Als zweite Protagonistin ist Nuala mehr als überflüssig. Am Anfang ist sie eine arrogante Zicke und kann im Laufe der Kapitel immer mehr von sich überzeugen und an Sympathie gewinnen, dennoch hätte man sich die Kapitel aus ihrer Sicht schenken können. Es wirkt einfach unpassend und gekünstelt (Deirdre wäre eine bessere Wahl gewesen, trotz ihres tiefen Absturzes, der sie ihr Selbstbewusstsein aus "Lamento" gekostet hat). Wäre Stiefvater durchgehend in James' Erzählperspektive geblieben, dann wäre die Geschichte vermutlich gelungener, als sie nun ist, auch wenn James im Laufe der Handlung bloß noch gestellt und nicht mehr so authentisch wie zu Beginn wirkt. Seine Sprüche werden lahm und man hätte sich ein wenig mehr Ernsthaftigkeit von ihm gewünscht.

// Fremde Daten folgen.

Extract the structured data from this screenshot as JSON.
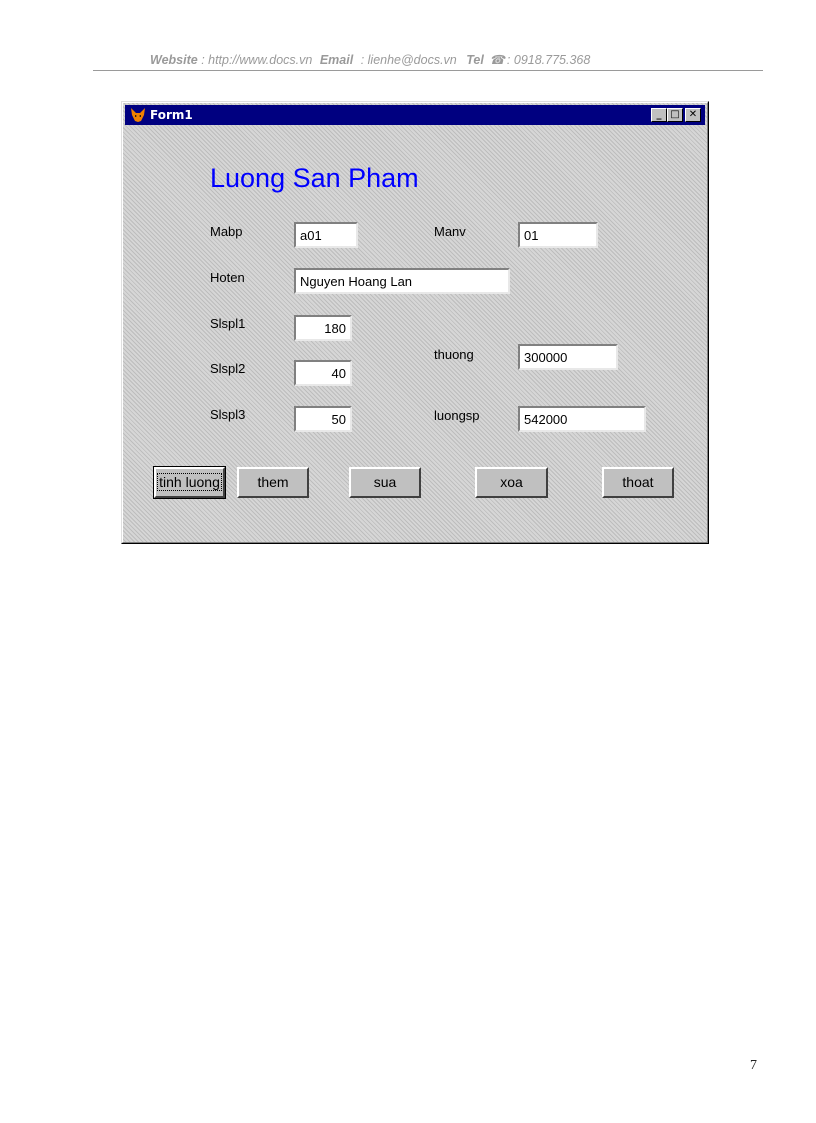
{
  "header": {
    "website_label": "Website",
    "website_value": ": http://www.docs.vn",
    "email_label": "Email",
    "email_value": ": lienhe@docs.vn",
    "tel_label": "Tel",
    "tel_value": ": 0918.775.368"
  },
  "window": {
    "title": "Form1",
    "heading": "Luong San Pham",
    "labels": {
      "mabp": "Mabp",
      "manv": "Manv",
      "hoten": "Hoten",
      "slspl1": "Slspl1",
      "slspl2": "Slspl2",
      "slspl3": "Slspl3",
      "thuong": "thuong",
      "luongsp": "luongsp"
    },
    "fields": {
      "mabp": "a01",
      "manv": "01",
      "hoten": "Nguyen Hoang Lan",
      "slspl1": "180",
      "slspl2": "40",
      "slspl3": "50",
      "thuong": "300000",
      "luongsp": "542000"
    },
    "buttons": {
      "tinh_luong": "tinh luong",
      "them": "them",
      "sua": "sua",
      "xoa": "xoa",
      "thoat": "thoat"
    }
  },
  "page_number": "7"
}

Auch die Story kann leider nicht so sehr überzeugen wie die von "Lamento". Zwar hat man eigentlich oft ein Déjà-vu-Erlebnis und denkt, dass man das alles schon mal gelesen hat (ja es sind sehr viele deutliche Parallelen zum Vorgänger zu erkennen), doch in "Ballade" ist der Erzählstil eher schwach und die Charaktere bleiben farblos und oberflächlich. Oftmals hält die Autorin sich mit Kleinigkeiten auf, die überhaupt nichts zur Sache tun, während an anderen Stellen Gespräche merkwürdige Wendungen nehmen. Es gibt viele Logik - und Denkfehler, die das Lesen kompliziert nachen, auch wenn das Buch ein eigentlich kurzes Lesevergnügen darstellt.

Fazit

Leider kann "Ballade" nicht an seinen Vorgänger anknüpfen, bietet jedoch bedingt nette Unterhaltung für eine kurze Lesereise ins Reich der Feen. Wer unbedingt wissen will, wie es mit Deirdre und James nach "Lamento" weitergeht, der sollte sich die Fortsetzung zulegen und sich mit nicht allzu großen Erwartungen zurücklehnen.